In my paper, I will use Cicero’s letters of exile to retrace the Roman-centric conception of the world to the late years of the Republic. In my interpretive approach to the epistolography of exile (Att. 3.8, 14-15, 19-21, 26-27; 4.1-3. Fam. 5.4, 14.2), I will agree with McIntosh’s proposal of a perplexed vs linear description of space based on Cicero’s emotional state. However, I will refrain from the psychological determinism of McIntosh’s analysis in favour of a spatial awareness of the Roman world based on Cicero’s perceptual evaluation of Rome’s institutional stability. I will borrow Riggsby’s (2002) interpretive method of the post reditum speeches (ad S.; ad. P.; De Domo Sua) and his analysis on Cicero’s ‘counter history’ narrative to argue that the perceived political reality of Rome, as it is retrospectively presented by Cicero, impacts his understanding of space. When Cicero perceived the institutional collapse of Rome (Rem Publicam esse nullam putavi, PRP 14), the spatial coherence of the Roman world dissolved (neque mihi locum … esse, ibid). And vice versa, when the political reality in Rome was reinstated during his return, his spatial conception became linear and coherent.
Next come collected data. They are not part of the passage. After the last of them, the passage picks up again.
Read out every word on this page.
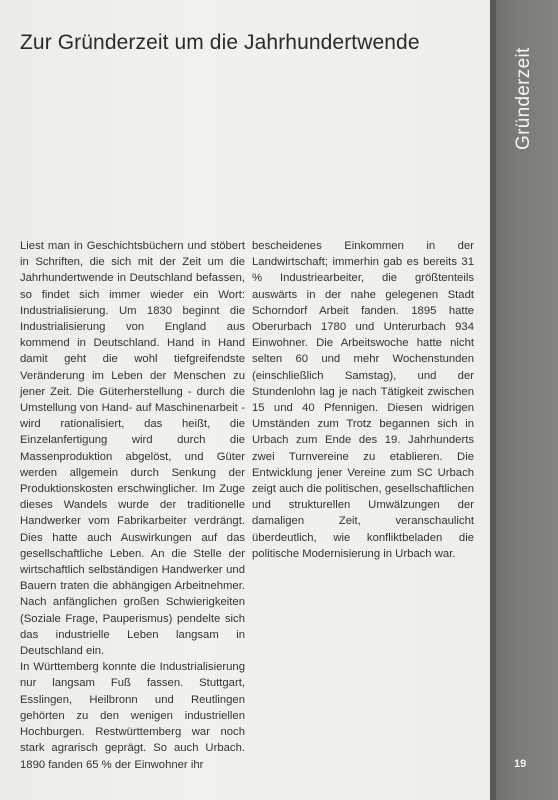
Zur Gründerzeit um die Jahrhundertwende

Liest man in Geschichtsbüchern und stöbert in Schriften, die sich mit der Zeit um die Jahrhundertwende in Deutschland befassen, so findet sich immer wieder ein Wort: Industrialisierung. Um 1830 beginnt die Industrialisierung von England aus kommend in Deutschland. Hand in Hand damit geht die wohl tiefgreifendste Veränderung im Leben der Menschen zu jener Zeit. Die Güterherstellung - durch die Umstellung von Hand- auf Maschinenarbeit - wird rationalisiert, das heißt, die Einzelanfertigung wird durch die Massenproduktion abgelöst, und Güter werden allgemein durch Senkung der Produktionskosten erschwinglicher. Im Zuge dieses Wandels wurde der traditionelle Handwerker vom Fabrikarbeiter verdrängt. Dies hatte auch Auswirkungen auf das gesellschaftliche Leben. An die Stelle der wirtschaftlich selbständigen Handwerker und Bauern traten die abhängigen Arbeitnehmer. Nach anfänglichen großen Schwierigkeiten (Soziale Frage, Pauperismus) pendelte sich das industrielle Leben langsam in Deutschland ein.

In Württemberg konnte die Industrialisierung nur langsam Fuß fassen. Stuttgart, Esslingen, Heilbronn und Reutlingen gehörten zu den wenigen industriellen Hochburgen. Restwürttemberg war noch stark agrarisch geprägt. So auch Urbach. 1890 fanden 65 % der Einwohner ihr

bescheidenes Einkommen in der Landwirtschaft; immerhin gab es bereits 31 % Industriearbeiter, die größtenteils auswärts in der nahe gelegenen Stadt Schorndorf Arbeit fanden. 1895 hatte Oberurbach 1780 und Unterurbach 934 Einwohner. Die Arbeitswoche hatte nicht selten 60 und mehr Wochenstunden (einschließlich Samstag), und der Stundenlohn lag je nach Tätigkeit zwischen 15 und 40 Pfennigen. Diesen widrigen Umständen zum Trotz begannen sich in Urbach zum Ende des 19. Jahrhunderts zwei Turnvereine zu etablieren. Die Entwicklung jener Vereine zum SC Urbach zeigt auch die politischen, gesellschaftlichen und strukturellen Umwälzungen der damaligen Zeit, veranschaulicht überdeutlich, wie konfliktbeladen die politische Modernisierung in Urbach war.

Gründerzeit
19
The conceptual production of the Greco-Roman world as presented in Cicero’s epistolography of exile has been mainly examined on the basis of his emotional disposition. I will note refute the psychological significance that McIntosh identifies in the letters. The purpose of my argument is to introduce a secondary premise -next to the psychological focus- comprised of the cognitive appraisal of the political reality and the consequent impact that it has on one’s spatial conception.